Investigators from both trials concluded that SELUTION SLR DCB is noninferior to DES for both de novo and ISR cases, achieving positive primary safety and efficacy endpoints in broad, real-world populations. They emphasized the strategy’s ability to minimize stent implantation while preserving future vessel options and potentially mitigating long-term complications inherent to permanent implants. Long-term follow-up data extending to five years currently are being collected to confirm durability, but short-term results already support broader clinical use of DCBs.
Commentary
For many years, most PCI procedures have not been complete until a DES has been implanted in the coronary artery. Clinical trials to date looking at DCB-only approaches to coronary angioplasty have been limited in scope. The implications of the current findings, therefore, are substantial.
SELUTION DCB provides a viable, stent-sparing PCI alternative with outcomes comparable to conventional DES, even in complex lesion subsets and ISR. For U.S. cardiologists, robust multicenter data demonstrating noninferiority support a more individualized approach to patient management, particularly in cases where stent implantation poses technical or clinical challenges. The growing ability to achieve durable outcomes without permanent metal scaffolds directly addresses longstanding concerns around late thrombosis, restenosis, and reintervention. It is important to recognize that multiple very different DCBs are in use worldwide, and these results may very well not translate to paclitaxel-based DCBs, which have produced variable outcomes to date.

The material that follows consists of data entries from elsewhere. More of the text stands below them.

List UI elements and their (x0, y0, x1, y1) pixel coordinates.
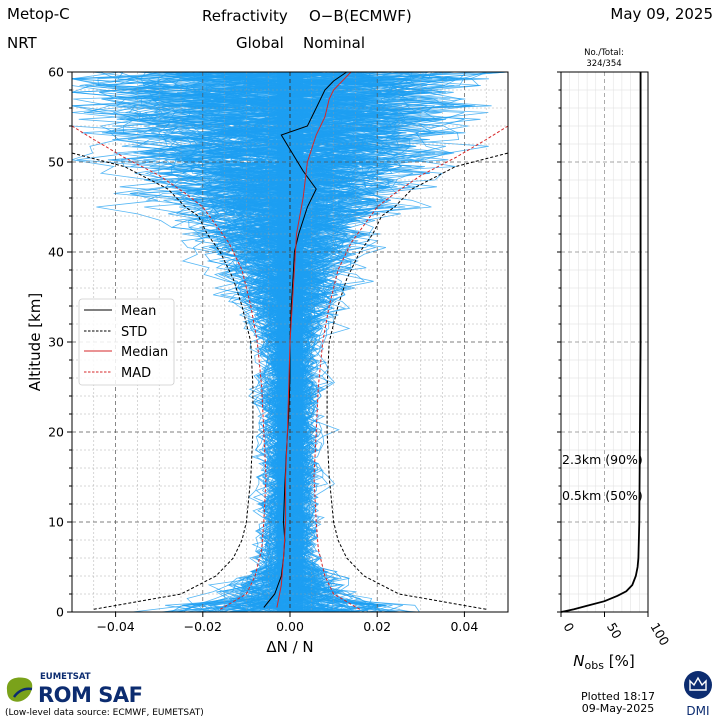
x-tick-label: 0.04 (450, 619, 478, 634)
nobs-plot: 0 50 100 (557, 71, 672, 648)
x-axis-label: ΔN / N (266, 638, 313, 656)
plot-date: May 09, 2025 (610, 5, 713, 23)
product-name: Refractivity (202, 7, 288, 25)
nobs-x-tick-label: 50 (604, 620, 625, 641)
romsaf-leaf-icon (6, 677, 33, 702)
main-axis-ticks: −0.04 −0.02 0.00 0.02 0.04 0 10 20 30 40 50 60 (48, 65, 478, 635)
nobs-curve (560, 72, 642, 613)
y-tick-label: 30 (48, 335, 64, 350)
legend-median-label: Median (121, 345, 168, 360)
x-tick-label: 0.00 (276, 619, 304, 634)
y-tick-label: 60 (48, 65, 64, 80)
dmi-label: DMI (686, 704, 709, 718)
plotted-date: 09-May-2025 (582, 702, 654, 715)
region-name: Global (236, 34, 284, 52)
legend-box (78, 298, 175, 386)
data-source-note: (Low-level data source: ECMWF, EUMETSAT) (5, 708, 204, 718)
romsaf-logo (6, 677, 33, 702)
y-tick-label: 10 (48, 515, 64, 530)
eumetsat-label: EUMETSAT (40, 672, 91, 682)
nobs-line (560, 72, 642, 613)
x-tick-label: −0.02 (184, 619, 222, 634)
annotation-50pct: 0.5km (50%) (562, 488, 643, 503)
comparison-name: O−B(ECMWF) (309, 7, 412, 25)
main-plot: −0.04 −0.02 0.00 0.02 0.04 0 10 20 30 40 50 60 (48, 65, 509, 635)
legend-mean-label: Mean (121, 304, 156, 319)
processing-mode: NRT (7, 34, 37, 52)
x-tick-label: 0.02 (363, 619, 391, 634)
legend-std-label: STD (121, 325, 147, 340)
romsaf-brand: ROM SAF (38, 683, 142, 707)
series-mad-left (71, 125, 267, 610)
annotation-90pct: 2.3km (90%) (562, 452, 643, 467)
nobs-count-label: No./Total: (584, 48, 624, 58)
summary-lines (71, 71, 509, 610)
x-tick-label: −0.04 (96, 619, 134, 634)
legend: Mean STD Median MAD (78, 298, 175, 386)
y-axis-label: Altitude [km] (26, 293, 44, 391)
y-tick-label: 0 (56, 605, 64, 620)
romsaf-swoosh-icon (12, 687, 33, 698)
nobs-x-tick-label: 0 (560, 620, 577, 634)
y-tick-label: 40 (48, 245, 64, 260)
nobs-count-value: 324/354 (586, 59, 621, 69)
profile-line (203, 71, 455, 613)
legend-mad-label: MAD (121, 366, 151, 381)
crown-shape-icon (689, 676, 707, 691)
y-tick-label: 20 (48, 425, 64, 440)
setting-name: Nominal (303, 34, 366, 52)
dmi-crown-icon (684, 671, 712, 699)
series-mad-right (313, 125, 509, 610)
dmi-logo: DMI (684, 671, 712, 718)
nobs-axis-label: Nobs [%] (573, 652, 634, 672)
plotted-time: Plotted 18:17 (581, 690, 655, 703)
y-tick-label: 50 (48, 155, 64, 170)
nobs-grid (560, 71, 649, 613)
satellite-name: Metop-C (7, 5, 70, 23)
series-median (276, 71, 352, 608)
nobs-x-tick-label: 100 (647, 620, 672, 648)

If incorporated into guidelines pending FDA review and approval, these results have the potential to alter PCI practice toward a leave-nothing-behind philosophy for appropriate de novo lesions, reserving stents for bailout use when DCB results are suboptimal. In ISR management, this trial used mainly DES as a comparator (as opposed to the AGENT IDE trial, which compared the Agent DCB with plain balloon angioplasty for ISR) and therefore provides more actionable results. Given the inclusion of diverse, high-risk populations, the results appear broadly applicable and relevant for immediate use in U.S. clinical settings. Continued follow-up will be crucial to assess long-term performance, but the current evidence already supports early adoption and wider integration of DCBs into coronary interventions.

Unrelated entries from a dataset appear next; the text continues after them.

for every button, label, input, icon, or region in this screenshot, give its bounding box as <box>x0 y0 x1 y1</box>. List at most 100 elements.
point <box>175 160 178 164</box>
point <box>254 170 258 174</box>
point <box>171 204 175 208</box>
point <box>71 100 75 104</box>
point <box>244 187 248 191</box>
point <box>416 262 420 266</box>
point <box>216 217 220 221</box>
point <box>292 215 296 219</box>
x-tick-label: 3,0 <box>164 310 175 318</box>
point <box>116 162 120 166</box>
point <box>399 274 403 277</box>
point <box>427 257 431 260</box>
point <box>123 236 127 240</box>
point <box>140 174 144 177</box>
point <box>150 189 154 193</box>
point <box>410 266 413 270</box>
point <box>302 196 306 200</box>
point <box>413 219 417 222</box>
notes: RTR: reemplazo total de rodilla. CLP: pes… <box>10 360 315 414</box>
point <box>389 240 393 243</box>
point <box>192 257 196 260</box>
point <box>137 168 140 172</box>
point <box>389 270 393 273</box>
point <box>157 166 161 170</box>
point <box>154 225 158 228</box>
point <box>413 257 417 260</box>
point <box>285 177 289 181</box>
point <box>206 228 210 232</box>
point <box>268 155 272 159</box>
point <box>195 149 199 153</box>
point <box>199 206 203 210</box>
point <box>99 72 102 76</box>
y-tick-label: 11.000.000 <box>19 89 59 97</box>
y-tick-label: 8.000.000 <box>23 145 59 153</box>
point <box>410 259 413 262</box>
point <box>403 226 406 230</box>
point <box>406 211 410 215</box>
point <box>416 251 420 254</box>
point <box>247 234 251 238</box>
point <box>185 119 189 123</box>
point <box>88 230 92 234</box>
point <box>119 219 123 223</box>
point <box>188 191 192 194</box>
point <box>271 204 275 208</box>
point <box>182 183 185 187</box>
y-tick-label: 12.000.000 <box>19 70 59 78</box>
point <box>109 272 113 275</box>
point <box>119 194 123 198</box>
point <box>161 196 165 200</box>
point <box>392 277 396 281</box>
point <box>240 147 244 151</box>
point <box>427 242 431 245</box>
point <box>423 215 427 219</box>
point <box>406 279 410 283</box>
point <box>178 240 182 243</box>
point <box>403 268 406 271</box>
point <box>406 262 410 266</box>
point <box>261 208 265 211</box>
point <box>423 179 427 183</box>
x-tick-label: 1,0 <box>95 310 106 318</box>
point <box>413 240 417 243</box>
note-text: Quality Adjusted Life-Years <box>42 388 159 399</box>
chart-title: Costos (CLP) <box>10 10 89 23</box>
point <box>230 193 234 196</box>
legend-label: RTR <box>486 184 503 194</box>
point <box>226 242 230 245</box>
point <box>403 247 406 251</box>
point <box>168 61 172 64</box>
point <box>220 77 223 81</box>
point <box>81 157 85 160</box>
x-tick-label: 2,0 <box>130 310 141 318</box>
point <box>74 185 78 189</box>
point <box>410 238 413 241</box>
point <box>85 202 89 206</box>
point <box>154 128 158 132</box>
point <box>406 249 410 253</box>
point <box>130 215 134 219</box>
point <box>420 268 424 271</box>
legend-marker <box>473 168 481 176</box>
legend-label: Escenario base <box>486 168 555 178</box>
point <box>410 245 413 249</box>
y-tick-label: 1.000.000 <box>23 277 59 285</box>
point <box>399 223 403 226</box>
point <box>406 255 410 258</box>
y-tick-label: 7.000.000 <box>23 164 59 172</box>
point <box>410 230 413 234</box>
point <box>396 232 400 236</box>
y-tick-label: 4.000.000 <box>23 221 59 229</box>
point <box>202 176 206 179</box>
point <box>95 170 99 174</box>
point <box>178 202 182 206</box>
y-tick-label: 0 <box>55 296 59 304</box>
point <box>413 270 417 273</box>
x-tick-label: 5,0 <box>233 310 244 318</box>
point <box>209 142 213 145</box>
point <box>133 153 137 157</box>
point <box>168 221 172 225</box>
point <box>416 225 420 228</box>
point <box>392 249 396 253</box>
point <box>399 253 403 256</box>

In summary, these results give credence to the growing enthusiasm for a scaffold-free approach to coronary revascularization. U.S. cardiologists should closely follow upcoming regulatory reviews and anticipate updates to practice guidelines as the movement toward stent minimization gains strong empirical and clinical support.
Jeffrey Zimmet, MD, PhD, is Associate Professor of Medicine, University of California, San Francisco; Director, Cardiac Catheterization Laboratory, San Francisco VA Medical Center.